In a radically lighter, life-affirming register than heavy-hearted woe-fests, Open Hearts, Brothers and In a Better World, when it needs to be, Love is All You Need is still surprisingly caustic and unsparingly truthful in its portrayal of fractured families on their best behaviour. A sunnier flipside to Bier’s own After the Wedding, this rapturous fairytale romance is a picturesque passport to cobbled streets, ship-filled ports and days spent lounging on rocks in the sea, but during the wedding itself, the participatory, at times punch-drunk camera is also strongly reminiscent of Bier’s previous nuptials. Right in the thick of the celebration, DP Morten Soborg puts the Dogme in family dysfunction, finding sadness behind the smiles and rooting out volatile tensions.
Paprika Steen as Philip’s lustful sister-in-law Bendikte steals scenes as she tries to steal Philip for herself with drunken, come hither come-ons. A hilarious routine until Philip lets her down the hard way with both barrels. The script by Bier and her frequent collaborator Anders Thomas Jensen is extraordinary in the way the comedy goes from light and breezy to citrus acid so suddenly, providing an unexpected source of tension. Admittedly, the tensest moment is unintentional, with Brosnan busting out some Mamma Mia dance moves, though mercifully refraining from bursting into song.
Brosnan has always been a consummate comic actor (little seen gem The Matador is tour de force proof of this) but Dyrholm is a real surprise in this type of role.
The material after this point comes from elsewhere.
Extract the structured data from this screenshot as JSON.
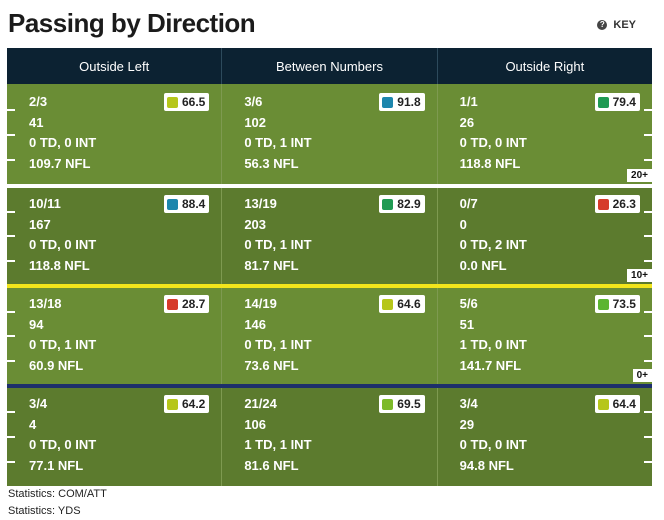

So used to seeing her screaming her head off and crying her eyes out, it’s a delight to watch her be so effortlessly charming, kookily endearing and elegantly witty, engaging Brosnan in some screwball-lite, lickety-split patter that really makes you warm to them to you as a couple.
Frankly, it’s a joy to see a general release film in which the two people falling in love aren’t teenagers or twenty-somethings. The romance being as rustic as the surroundings, Philip and Ida’s bumpy life ride has worn them down enough that they feel as substantial as they are gorgeous. Rare is it that we get romantic leads of such depth and age. The last great love story over forty was 2010’s Cairo Time, a film ultimately not deemed worthy of UK audiences.
To Bier’s credit, at least she does something with the young lovers who instigate the plot, unlike the upcoming The Big Wedding in which the betrothed couple (Amanda Seyfried and Ben Barnes) are nothing but good looking instigators for a series of buffoonish, sexagenarian mishaps and misunderstandings.
By contrast, this film’s bride and groom are a plausibly beautiful, real world couple whose sexual confusion and last minute commitment jitters provide the ingredients for a secondary plot that’s very much in the style of Bier’s previous gloomier work, yet still as emotionally engaging as the central love story. Molly Blixt Egelind has a particular fresh-faced appeal and will hopefully use this as a platform for higher profile roles.
The au naturel approach in casting extends to the presentation of the setting. Richard Linklater’s upcoming Before Midnight shows him to be the one and only American filmmaker who understands, that when you’re in such stunning locations, it’s best to let natural beauty and light take care of itself. There’s simply no need to gloss up the sun-dappled splendour that greets you on every corner as if the film were a spread for National Geographic. In Europe it’s the French who routinely excel at this sort of bucolic, organic look, but Danish DP Soberg has made an early claim for best looking film of the year.
A ray of sunshine in this time of persistent spring showers and a blessed relief from the date night doldrums of Safe Haven, I Give it a Year and Playing For Keeps, Love is All You Need is a gloriously, grown-up romantic getaway and one the best films of the year so far, regardless of genre.